Elle souhaite de la tranquillité et son intuition lui souffle que ce n'est plus ici qu'elle la trouvera. Indice le plus parlant ? Lucie, qui ne quitte pas des yeux l'inconnu déjà surnommé "L'Apollon". Cette dernière aime les hommes, c'est indéniable, mais la tragédie de son amie lui a ouvert les yeux. Son désir désormais ? Vivre un amour équilibré et refouler ses pulsions presque animales d'histoires d'un soir qui régissaient jusque là son existence. Cependant, devant l'avidité de son amie, le naturel reste bien difficile à chasser, ne peut s'empêcher de penser Vida.

— On est au milieu de nulle part Vida, tu as choisi cet hôtel pour ça et ne nous mens pas on s'en doute. Il est peut-être là aussi pour cette même raison. On s'arrangera pour ne pas se marcher dessus, sois en sûre. On est fatiguée, il fait chaud, installons-nous et si vraiment ça ne nous convient pas, on trouve autre chose dès demain.

Avec chacune leur caractère, elles savent parfaitement contrecarrer les doutes de Vida. Elle aussi a besoin de se reposer. Le calme de l'hôtel, le chant des oiseaux, qui eux, semblent vivre qu'importe les circonstances, qu'importe les imprévus, sont là pour la guider. Qu'est-ce que son instinct lui souffle ? À la minute où elle a franchi l'accueil, ne s'est-elle pas sentie en paix ? Faire confiance à son corps... Voilà sa promesse maintenant qu'il n'est plus là pour l'aider à prendre ce genre de décisions.
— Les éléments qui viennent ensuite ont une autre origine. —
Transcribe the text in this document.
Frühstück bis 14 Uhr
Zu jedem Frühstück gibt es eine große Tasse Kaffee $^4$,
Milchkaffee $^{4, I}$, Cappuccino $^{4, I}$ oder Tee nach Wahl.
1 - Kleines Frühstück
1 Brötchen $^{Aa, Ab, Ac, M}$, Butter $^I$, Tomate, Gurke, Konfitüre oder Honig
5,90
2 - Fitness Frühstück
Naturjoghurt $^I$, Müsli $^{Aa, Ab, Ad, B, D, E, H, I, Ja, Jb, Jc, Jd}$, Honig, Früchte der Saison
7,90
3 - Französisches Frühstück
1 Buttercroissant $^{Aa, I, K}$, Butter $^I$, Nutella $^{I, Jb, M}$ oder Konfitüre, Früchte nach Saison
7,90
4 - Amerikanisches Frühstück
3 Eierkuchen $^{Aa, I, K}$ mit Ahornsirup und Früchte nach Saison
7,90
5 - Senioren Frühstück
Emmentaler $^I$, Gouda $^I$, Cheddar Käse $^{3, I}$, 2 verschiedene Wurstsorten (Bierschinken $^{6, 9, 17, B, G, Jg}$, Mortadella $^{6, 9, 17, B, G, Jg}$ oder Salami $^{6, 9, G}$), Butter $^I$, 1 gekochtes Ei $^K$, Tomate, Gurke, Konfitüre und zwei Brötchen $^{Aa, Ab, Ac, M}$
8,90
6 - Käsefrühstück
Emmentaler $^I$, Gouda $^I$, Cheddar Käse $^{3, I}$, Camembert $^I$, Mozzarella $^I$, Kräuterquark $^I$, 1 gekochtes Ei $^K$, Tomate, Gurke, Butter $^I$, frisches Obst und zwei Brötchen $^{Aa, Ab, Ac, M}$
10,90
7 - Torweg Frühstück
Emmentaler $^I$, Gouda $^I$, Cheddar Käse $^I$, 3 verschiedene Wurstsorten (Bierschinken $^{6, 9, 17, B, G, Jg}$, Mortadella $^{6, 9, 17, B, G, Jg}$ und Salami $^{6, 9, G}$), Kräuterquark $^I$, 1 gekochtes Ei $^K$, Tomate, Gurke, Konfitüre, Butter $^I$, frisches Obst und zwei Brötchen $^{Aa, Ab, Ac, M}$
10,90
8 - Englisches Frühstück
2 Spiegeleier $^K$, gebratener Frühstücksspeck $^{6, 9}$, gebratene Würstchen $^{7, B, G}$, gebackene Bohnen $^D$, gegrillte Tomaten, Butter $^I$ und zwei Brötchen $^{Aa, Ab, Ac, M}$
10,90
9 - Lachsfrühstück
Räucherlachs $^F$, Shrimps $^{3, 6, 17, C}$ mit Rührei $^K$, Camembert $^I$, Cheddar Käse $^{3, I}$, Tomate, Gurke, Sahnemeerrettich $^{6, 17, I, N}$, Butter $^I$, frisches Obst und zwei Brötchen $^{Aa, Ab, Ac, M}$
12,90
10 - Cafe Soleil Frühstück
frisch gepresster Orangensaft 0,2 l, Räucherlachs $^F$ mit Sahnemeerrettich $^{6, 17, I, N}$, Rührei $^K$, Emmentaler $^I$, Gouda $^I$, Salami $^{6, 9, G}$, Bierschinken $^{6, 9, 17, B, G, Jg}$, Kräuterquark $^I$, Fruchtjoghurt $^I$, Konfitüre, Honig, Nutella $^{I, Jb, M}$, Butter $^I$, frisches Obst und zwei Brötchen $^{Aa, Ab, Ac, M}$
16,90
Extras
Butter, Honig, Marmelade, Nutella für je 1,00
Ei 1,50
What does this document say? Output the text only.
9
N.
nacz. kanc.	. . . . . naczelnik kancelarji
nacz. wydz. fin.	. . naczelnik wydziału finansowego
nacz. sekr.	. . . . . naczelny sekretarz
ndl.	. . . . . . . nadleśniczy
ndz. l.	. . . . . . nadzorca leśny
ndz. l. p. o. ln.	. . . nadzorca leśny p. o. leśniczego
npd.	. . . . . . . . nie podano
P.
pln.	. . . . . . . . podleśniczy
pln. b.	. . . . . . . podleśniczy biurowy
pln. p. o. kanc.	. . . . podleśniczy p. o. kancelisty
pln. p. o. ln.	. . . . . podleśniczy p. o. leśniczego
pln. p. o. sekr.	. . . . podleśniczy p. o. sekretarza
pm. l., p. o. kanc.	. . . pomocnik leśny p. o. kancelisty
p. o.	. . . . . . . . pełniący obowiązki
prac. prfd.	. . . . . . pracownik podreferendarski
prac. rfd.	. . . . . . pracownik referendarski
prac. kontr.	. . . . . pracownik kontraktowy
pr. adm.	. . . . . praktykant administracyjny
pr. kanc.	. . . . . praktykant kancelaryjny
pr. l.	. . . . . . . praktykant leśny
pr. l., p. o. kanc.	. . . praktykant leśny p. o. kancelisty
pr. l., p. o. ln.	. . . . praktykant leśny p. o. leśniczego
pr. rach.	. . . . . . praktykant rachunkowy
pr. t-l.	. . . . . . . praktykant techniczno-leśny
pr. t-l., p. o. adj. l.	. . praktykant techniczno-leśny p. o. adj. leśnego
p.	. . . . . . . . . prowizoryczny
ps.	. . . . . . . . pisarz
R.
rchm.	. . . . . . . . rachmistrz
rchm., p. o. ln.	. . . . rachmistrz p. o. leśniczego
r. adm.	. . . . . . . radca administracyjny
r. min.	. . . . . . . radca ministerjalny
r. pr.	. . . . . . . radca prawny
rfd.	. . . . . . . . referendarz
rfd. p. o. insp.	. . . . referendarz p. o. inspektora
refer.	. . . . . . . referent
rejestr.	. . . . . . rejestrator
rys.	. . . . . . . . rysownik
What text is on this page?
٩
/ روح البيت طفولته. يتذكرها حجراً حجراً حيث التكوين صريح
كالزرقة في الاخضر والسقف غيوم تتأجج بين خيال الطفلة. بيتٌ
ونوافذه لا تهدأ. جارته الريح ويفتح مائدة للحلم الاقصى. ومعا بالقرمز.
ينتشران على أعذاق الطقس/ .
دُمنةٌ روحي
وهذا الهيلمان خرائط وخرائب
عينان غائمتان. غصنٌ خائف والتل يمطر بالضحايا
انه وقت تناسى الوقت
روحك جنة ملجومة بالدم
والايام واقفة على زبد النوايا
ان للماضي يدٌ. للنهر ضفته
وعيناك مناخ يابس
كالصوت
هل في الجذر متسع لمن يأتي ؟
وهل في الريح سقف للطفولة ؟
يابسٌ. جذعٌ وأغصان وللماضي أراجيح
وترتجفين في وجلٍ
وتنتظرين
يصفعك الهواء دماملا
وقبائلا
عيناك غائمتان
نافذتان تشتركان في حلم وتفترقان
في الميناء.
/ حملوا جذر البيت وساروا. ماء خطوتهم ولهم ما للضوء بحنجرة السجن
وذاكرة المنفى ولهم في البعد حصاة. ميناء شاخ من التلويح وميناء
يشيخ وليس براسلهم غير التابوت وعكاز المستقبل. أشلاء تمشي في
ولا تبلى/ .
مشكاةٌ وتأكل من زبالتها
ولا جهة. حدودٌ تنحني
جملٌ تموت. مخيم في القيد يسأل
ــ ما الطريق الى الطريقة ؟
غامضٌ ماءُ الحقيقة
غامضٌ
Ses muscles relâchés, son cœur apaisé, son souffle plus profond lui crient de rester. Son clan aussi. Elle cède alors et retourne récupérer les clés auprès de Faïza qui, pour pardonner sa curiosité, propose de surclasser les jeunes amies en leur offrant une chambre chacune.

Sur le chemin vers l'étage, la gérante se confie.

— Je comprends. Je comprends tout. Votre tranquillité sera assurée, soyez en certaine. J'y veillerai. Eux aussi ont quelqu'un qui souffre dans leur groupe...

La bienveillance de cette femme et la douceur de ses mots terminent de calmer ses craintes. Peu importe qui est en peine dans cet hôtel, son hôte s'assurera qu'elle soit en paix. Nouveau souffle de son instinct, Vida peut lui faire confiance.